A very German Christmas

Some Christmas traditions that have become popular around the world have their roots in Germany, explains SMWS ambassador Peter Eichhorn

We have no idea. Nowhere in the Bible is it written that Jesus Christ was actually born on December 25th. Actually, it seems quite improbable. There are herdsmen mentioned, but in those times it would have been rather cold in December. Too cold to camp outdoors. And the poor fellows didn’t even have whisky back in the days to warm them up.

Still, in the German speaking countries, many traditions came up to celebrate Christmastime and playfully enjoy the winter.


So the countdown is on and that means SMWS members can also enjoy each day in December leading towards Christmas Eve. Today we may open a bottle of whisky each and every day with our whisky Advent Calendar. The tradition of having a calendar to mark each day of the month started in the mid-19th century, when a special Christmas clock marked the days.


The first printed calendar for children was published in 1903 in Munich. Publisher Gerhard Lang had the idea of showing a picture every day to bring joy to the little children. The idea was a huge success and was picked up by many other publishing houses and later by producers who put chocolates or other small gadgets behind the doors.

The advent wreath was invented in Hamburg by a priest named Johann Heinrich Wichern in 1839. He ran a place named ‘Rauhes Haus’, which translates as ‘rough house’, where he took care of homeless children.

He took a wagon wheel and placed many candles on it to celebrate the days of advent. Later the number of candles was reduced to four.

In around 1860, fir sprigs were added. His idea picked up in the Protestant areas of Germany at first and then in the Catholic counties after the Second World War.


Cities like Dresden and Nuremberg are famous for their beautiful Christmas markets. This custom dates back to the 14th century in Germany, when pastries and mulled wine gave comfort in the cold winter. Every region has its own specialities, and intriguing delicacies will be eaten with strange names like Vanillekipferl, Spekulatius, Zimtstern, Lebkuchen, Printen, Springerle or Husarenkrapferl. Immensely popular is the ‘Christstollen’ with stollen meaning ‘mining tunnels’. It is a cake made of yeast dough and dried fruits like raisins. Its shape indeed brings to mind the old mining areas of Saxony, where it is hugely popular. In 2013, a huge Christstollen from Dresden, weighing in at more than four kilos, found its place in the Guinness Book of Records. In many regions, the first Christstollen is presented with a festival in the beginning of advent with a march of miners in their traditional uniforms.

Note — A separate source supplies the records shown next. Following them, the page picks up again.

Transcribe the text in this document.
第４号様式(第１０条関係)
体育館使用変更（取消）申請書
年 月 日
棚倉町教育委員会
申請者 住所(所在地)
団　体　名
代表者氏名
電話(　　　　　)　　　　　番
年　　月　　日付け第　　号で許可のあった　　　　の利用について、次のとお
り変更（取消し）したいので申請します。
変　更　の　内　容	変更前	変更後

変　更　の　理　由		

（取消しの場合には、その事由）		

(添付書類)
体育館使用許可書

Also in Saxony lie the mountain ranges of the Erzgebirge. For Germans, this area is synonymous for Christmas decorations made of wood, such as carved angels or “Räuchermännel”, (smoking and scented figurines) and beautiful pyramids that turn in circles when the smoke of the candles make the propeller on top turn. Around 1870 a carpenter named Friedrich Wilhelm Füchtner became famous after he whittled the first nutcracker man.


Children today still love to write a wishlist and ask for their ideal presents. Already in the early 18th century, children had started writing notes, although there were no wishes for themselves – instead they had to thank their parents and wish them luck. It was the modern toy industry that started giving out pre-printed wishlists for their products in the late 19th century – quite a smart PR-move for those times!

For children who didn’t trust the generosity of their parents, the German postal service installed seven mailing addresses for children to write to Father Christmas, the Christmas Child or St Nikolaus, whoever they prefer. The best-known address is in the town of Himmelpfort, or ‘Heaven’s Gate’. Many of their parents trust the postal service that brings precious parcels with SMWS whiskies. But someday their children will grow and learn about this beautiful variant of a Christmas spirit.